With the rider almost sitting on top of the front wheel, I guess that he/she will end up on his/her face with every hump on the road...?


Looks like this can be used like those kids runnerbikes without pedals. Or like the old hobby horse. I would think this is more practical than Segway. If I was looking for something with motor assist, this one is the best this far.


Keep working on the design. It's just not there yet...

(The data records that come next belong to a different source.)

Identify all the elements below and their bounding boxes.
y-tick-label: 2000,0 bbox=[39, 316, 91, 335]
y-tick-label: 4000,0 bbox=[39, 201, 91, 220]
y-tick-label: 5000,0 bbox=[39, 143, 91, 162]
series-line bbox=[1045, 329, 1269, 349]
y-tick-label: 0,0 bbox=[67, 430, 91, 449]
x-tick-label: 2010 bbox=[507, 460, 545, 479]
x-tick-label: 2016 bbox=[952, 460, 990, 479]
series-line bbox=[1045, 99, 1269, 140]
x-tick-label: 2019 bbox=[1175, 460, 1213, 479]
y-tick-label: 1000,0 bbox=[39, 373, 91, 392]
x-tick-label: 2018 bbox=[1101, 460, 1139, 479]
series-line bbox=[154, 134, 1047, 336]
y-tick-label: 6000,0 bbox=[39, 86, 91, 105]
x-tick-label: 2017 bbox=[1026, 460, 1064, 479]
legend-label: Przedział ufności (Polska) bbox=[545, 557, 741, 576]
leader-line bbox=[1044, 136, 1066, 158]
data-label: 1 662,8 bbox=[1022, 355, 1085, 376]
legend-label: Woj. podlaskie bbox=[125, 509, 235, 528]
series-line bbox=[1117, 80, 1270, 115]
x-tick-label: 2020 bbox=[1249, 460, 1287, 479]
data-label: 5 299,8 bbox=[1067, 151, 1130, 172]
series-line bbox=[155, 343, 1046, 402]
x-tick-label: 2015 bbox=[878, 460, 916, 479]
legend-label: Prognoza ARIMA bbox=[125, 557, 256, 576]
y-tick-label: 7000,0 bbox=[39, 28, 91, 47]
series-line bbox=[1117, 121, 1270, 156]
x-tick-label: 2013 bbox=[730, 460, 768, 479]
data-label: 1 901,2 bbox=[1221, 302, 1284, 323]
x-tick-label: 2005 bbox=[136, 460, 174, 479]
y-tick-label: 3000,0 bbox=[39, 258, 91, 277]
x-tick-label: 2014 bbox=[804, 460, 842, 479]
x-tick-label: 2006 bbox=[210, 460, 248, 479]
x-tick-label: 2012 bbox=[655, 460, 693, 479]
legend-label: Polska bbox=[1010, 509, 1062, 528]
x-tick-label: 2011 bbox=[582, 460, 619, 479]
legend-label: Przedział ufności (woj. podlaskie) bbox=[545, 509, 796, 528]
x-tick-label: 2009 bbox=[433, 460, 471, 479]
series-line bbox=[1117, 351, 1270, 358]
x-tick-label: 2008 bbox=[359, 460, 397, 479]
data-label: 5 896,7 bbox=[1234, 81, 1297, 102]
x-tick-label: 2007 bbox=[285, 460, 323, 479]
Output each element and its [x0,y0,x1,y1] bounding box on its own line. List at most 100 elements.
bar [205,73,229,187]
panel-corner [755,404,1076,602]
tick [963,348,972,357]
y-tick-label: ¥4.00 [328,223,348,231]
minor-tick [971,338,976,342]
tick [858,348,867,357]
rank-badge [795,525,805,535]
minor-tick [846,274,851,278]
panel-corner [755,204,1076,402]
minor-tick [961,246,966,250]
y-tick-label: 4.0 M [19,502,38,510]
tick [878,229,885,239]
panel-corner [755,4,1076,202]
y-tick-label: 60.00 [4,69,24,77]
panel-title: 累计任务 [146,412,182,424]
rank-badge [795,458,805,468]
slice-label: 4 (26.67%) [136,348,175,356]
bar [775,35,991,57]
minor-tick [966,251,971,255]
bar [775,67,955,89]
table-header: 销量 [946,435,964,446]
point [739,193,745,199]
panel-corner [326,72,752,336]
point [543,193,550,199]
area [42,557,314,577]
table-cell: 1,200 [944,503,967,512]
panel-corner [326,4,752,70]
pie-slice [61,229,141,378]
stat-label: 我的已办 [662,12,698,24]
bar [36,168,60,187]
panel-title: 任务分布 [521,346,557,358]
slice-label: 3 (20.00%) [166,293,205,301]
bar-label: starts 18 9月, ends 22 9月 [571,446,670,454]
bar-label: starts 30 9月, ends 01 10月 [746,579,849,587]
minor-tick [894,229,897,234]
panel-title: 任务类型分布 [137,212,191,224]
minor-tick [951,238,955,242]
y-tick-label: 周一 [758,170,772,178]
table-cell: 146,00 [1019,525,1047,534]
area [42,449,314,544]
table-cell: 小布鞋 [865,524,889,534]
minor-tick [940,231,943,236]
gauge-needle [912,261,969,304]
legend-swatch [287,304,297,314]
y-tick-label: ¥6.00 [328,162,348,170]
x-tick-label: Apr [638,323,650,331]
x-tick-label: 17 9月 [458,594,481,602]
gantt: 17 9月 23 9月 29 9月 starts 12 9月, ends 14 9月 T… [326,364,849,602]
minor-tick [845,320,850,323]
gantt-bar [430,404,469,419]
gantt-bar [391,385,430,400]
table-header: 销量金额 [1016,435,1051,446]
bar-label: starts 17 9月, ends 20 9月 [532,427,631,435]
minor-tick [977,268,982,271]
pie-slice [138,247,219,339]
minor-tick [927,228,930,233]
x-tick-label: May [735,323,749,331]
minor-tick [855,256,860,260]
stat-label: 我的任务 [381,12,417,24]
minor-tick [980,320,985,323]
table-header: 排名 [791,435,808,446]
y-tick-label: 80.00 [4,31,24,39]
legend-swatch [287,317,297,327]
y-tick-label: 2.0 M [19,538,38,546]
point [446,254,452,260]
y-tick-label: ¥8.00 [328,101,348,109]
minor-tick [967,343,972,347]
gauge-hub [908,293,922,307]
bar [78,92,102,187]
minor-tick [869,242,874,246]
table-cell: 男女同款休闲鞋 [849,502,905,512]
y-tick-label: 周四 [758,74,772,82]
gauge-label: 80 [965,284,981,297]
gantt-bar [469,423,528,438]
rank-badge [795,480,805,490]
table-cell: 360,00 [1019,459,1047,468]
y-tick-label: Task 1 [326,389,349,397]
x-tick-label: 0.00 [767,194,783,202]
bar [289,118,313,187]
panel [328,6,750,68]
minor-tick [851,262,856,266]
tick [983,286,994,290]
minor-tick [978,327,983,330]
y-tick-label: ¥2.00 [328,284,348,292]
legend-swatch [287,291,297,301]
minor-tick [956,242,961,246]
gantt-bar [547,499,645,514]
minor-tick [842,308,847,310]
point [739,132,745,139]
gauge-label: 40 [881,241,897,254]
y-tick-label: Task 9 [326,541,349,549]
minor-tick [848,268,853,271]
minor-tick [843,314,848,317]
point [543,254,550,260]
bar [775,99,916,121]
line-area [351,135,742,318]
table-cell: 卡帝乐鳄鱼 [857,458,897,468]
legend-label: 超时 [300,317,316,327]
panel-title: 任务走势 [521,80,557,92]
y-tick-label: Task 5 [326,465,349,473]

Life-Bike is one cool Mini Farthing and I think it would be fun to ride ! When I rode a Neo Volt I almost killed my self falling backwards because the center of gravity is so far back and over the rear wheel. And who wants 56 miles range using the lowest speed setting if you just want to go 3 or 4 miles to get a coffee or a few groceries. I looks plenty fast, stable and easy to put in the trunk of a car. Wish I could buy one today !

Billy Schrade

You can get a really nice folding escooter for about 1/3 the price, and I am not sure why you would want a low speed pedaling option. It looks like you might even have to stop the bike to loosen the pedals to go from pedal to electric mode.